What's the meanest, most brutal driving game around? There was a time when, fresh from a stint in the untamable Ferrari 312 around classic Spa in Grand Prix Legends, I would have told you that it's always been Papyrus that have been the masters of cruelty, happy to nonchalantly flick you off the track should you be so absent-minded as to not get enough temperature in the brake pads. Then there have been other times when trying to duck and dive through the blandly realized British countryside that I'd tell you that it's Richard Burns Rally that's the real bastard - get a hundred yards down any of those roads without scoffing the scenery and you can consider yourself a pro.
There's only one real answer, though, and it's one that crystallized for me when soaring through drinkably blue skies for the umpteenth time at an improbable angle while trying to land an impossible jump. TrackMania always has been the toughest racing game around, and it likely always will be. Nadeo's sprawling PC odyssey punishes with beautiful skill, and it's a legacy that's carried on well by Valley, the third official expansion for 2011's TrackMania sequel.
At the heart of this expansion is the same toned arcade driving that's defined the series, and it's no less brilliant here. Valley introduces new tracks with a rally tilt, its insane ribbons of dirt and tarmac pounded by a squat car that looks like an aggressive, muscular and contemporary take on a Renault 5 Turbo. It drives as it looks, too - fast and to the point, its squat rear can be flicked out with more ease than Canyon's more pendulous motors, and when on the loose stuff all it takes is a quick lift of the throttle to get the whole thing sideways.
Compared to the scalpels that cut through Stadium's scenery there's less precision here, though they turn more severely than the beasts that prowled Canyon. It's a fun middle-ground, essentially, that the 65 new solo tracks do well to explore, winding through crisp late summer countryside dappled in vivid light. It's a looker, is Valley, and the shockingly handsome visuals introduced in Canyon have certainly never looked better: foliage is dense, the clouds look almost edible and the cars shine like fresh, premium toys.
Beneath the pretty boy visuals, though, is a thirst for fenders and a desire to get you tapping busily away at the reset button. Among the solo track set the less than deliciously named C13 is Valley's own alternative to Canyon's A08, a steep sharp lesson in TrackMania's own quirky physics that's about mastering flying just as much as it is driving, and the wilder behaviour on dirt combined with some savage scenery placement makes for a new and often ferocious challenge.
It's fitting, actually, that some of TrackMania's most memorable tracks carry such functional names. Valley's a game of crisp design when up and running, but it's surrounded by a front-end and UI that's stubbornly, almost heroically atrocious. So poor are the menus and so clumsy the ManiaPlanet interface that houses them that it's almost as if Nadeo's wearing them like a badge of messy honour.
For an experience reliant on content produced by its community it's a rough road that must be mastered. The implementation of Steam Workshop for Valley smooths things a little, but even then Nadeo manages to conjure up some unnecessary bumps. You can download tracks found while browsing through the Steam Store, but they're then deposited within the ugly nest of TrackMania 2's menus without you getting so much as a pointer as to where that might be.
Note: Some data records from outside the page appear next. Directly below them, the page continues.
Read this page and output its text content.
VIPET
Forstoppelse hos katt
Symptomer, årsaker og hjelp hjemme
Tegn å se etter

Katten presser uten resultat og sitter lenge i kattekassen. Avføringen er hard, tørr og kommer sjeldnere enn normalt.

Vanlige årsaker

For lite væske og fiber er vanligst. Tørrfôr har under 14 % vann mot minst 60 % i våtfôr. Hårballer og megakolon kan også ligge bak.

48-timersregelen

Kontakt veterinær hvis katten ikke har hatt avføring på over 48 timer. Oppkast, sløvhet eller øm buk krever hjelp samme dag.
Tracking them down becomes an unwelcome puzzle game, so I hope you won't mind if I spoil the solution - they're in the Local Play menu.
It's a shame to see the one addition Valley's made beyond its cars and courses stumbling a little, and leaving TrackMania as obtuse a proposition for the outsider as ever. Beyond the straight thrill of earning medals in the campaign's time-attack lies a web of possibilities that takes a little too much dedication and practice to untangle, and Nadeo's not about to start explaining its strange, twisted magic any clearer.
Once you're in it's hard to be frustrated, though, and sometimes the aesthetic strangely works. Sitting in a multiplayer match with its multiple multicolour menus is a little like finding yourself lost in a cascading GeoCities page. When the timer starts clicking down, though, and you're swallowed by the swarm of overlapping cars excitedly sniffing out split second gains, and when the thick sun breaks over the impossible crest of a skyward road, a certain dishevelled Gallic charm snaps into focus. TrackMania 2 Valley's another Nadeo title as brilliant as it is scruffy, and I wouldn't want it any other way.